Tate at Preschool, age 3 |
Those first months of
working so hard are sort of a blur. Even after we enrolled Tate in the early
childhood autism program through the University of Kansas (KU), I was still
exhausted. I’d never worked harder at anything in my life than I did trying to
bring Tate back from the autism that stole him from me. When Tate aged out of
the programs KU had to offer and entered public school I found I would have to
wear yet another hat (boxing gloves might be a better illustration.) I had to
learn how to fight and argue and scrap with the public school district. Not everyone who was to be involved with Tate’s Individualized Educational Program (IEP)
was educated about autism, cooperative, and friendly. We fought for four long years,
with very little progress made compared to the years before those and the years
since.
We saw a tremendous amount
of growth academically the year Tate was in fourth grade and he has done well
every year since.
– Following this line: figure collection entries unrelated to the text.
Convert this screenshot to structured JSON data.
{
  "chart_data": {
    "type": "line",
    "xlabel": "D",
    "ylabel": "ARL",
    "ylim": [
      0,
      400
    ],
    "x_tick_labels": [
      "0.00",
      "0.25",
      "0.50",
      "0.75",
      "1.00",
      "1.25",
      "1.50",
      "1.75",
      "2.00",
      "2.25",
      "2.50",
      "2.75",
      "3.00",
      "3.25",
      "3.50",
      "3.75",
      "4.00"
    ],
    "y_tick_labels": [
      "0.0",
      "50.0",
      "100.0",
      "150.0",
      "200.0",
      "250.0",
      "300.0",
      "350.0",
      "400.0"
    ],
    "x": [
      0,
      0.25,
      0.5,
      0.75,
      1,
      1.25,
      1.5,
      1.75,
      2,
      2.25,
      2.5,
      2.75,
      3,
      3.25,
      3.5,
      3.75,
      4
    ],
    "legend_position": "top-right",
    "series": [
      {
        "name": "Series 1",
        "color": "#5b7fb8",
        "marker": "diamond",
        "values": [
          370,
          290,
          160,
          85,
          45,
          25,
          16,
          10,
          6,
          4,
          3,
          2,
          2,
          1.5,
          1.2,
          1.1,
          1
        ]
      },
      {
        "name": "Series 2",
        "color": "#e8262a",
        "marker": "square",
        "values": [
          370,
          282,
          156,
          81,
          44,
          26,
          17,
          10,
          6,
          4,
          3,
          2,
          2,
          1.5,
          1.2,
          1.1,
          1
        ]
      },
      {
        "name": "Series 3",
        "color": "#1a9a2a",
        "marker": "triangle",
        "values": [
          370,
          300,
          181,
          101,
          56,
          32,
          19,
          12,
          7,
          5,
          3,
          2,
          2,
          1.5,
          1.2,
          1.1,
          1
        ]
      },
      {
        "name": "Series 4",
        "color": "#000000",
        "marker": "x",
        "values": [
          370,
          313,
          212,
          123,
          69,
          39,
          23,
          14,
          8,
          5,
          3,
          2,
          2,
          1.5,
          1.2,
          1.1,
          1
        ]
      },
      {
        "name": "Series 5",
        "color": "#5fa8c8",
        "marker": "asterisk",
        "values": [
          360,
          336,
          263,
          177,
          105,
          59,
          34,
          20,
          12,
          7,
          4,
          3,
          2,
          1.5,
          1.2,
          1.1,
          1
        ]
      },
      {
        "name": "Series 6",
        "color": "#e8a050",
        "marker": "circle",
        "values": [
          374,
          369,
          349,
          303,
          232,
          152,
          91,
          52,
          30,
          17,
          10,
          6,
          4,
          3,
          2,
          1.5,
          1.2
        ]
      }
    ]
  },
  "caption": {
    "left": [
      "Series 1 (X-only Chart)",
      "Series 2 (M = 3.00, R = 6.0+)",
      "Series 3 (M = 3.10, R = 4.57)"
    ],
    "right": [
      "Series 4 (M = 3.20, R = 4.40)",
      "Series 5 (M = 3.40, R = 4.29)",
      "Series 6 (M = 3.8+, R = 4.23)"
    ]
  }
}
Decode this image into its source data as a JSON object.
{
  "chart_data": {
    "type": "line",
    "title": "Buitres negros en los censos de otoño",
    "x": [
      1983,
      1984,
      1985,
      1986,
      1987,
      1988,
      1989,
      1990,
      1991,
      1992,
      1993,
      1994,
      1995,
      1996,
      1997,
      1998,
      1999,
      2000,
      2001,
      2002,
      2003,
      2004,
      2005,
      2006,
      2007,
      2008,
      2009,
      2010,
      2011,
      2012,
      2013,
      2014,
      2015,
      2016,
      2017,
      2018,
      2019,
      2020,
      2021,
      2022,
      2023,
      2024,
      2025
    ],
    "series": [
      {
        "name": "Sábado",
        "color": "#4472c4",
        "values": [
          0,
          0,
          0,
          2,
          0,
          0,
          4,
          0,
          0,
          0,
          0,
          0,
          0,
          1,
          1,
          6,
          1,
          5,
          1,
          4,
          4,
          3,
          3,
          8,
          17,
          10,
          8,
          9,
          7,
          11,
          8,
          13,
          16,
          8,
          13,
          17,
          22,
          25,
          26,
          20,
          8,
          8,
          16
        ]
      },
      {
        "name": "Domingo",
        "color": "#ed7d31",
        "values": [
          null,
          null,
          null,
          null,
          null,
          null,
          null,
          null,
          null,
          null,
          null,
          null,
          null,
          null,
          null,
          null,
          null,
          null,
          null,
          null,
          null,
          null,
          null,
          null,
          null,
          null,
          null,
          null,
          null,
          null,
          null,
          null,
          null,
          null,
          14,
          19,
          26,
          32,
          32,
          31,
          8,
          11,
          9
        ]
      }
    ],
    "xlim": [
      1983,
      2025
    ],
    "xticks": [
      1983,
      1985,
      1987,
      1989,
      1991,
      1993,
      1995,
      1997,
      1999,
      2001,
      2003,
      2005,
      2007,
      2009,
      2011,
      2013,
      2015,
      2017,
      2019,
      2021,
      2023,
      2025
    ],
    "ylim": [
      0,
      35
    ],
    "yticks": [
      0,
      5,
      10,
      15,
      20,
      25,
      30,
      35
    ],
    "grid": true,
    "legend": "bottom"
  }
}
Tate recently began seventh grade. Things are going so well now that I can
sometimes almost forget about those awful four years of primary school. I can
also go days at a time now without remembering the day that I learned what
autism is. Back then, when I was working so hard with a preschooler that could
barely talk, and again later, when I had to fight the public school for
services, no one would have been able to convince me that someday I would say,
“It’s not such a bad life.” But, now I can easily say it. I can say it now BECAUSE
of all the early intervention we did back then. I can say it BECAUSE of all the fights I won
to get Tate the services he needed. Today we reap all the benefits of the
things we did back then. Tate is only 12 and the work is not over but it is so
much easier now.
It’s not such a bad life. I’m
not sure I will always be able to say it. Perhaps we will have bad things happen again in our future. But for now I can say it. I really can say, “It’s not such
a bad life.” Wait for it.... I can even go as far as saying, "It is a really good life!" Autism is what Tate has but autism does not keep us from loving or
laughing. It does not keep us from going and doing. We are blessed. We have a good life, autism and all. A similar post: What did I do to deserve this?
*I do not believe now that we ever saw a huge change in the rate at which Tate learned after age seven or eight like I kept reading. Tate continues to make gains.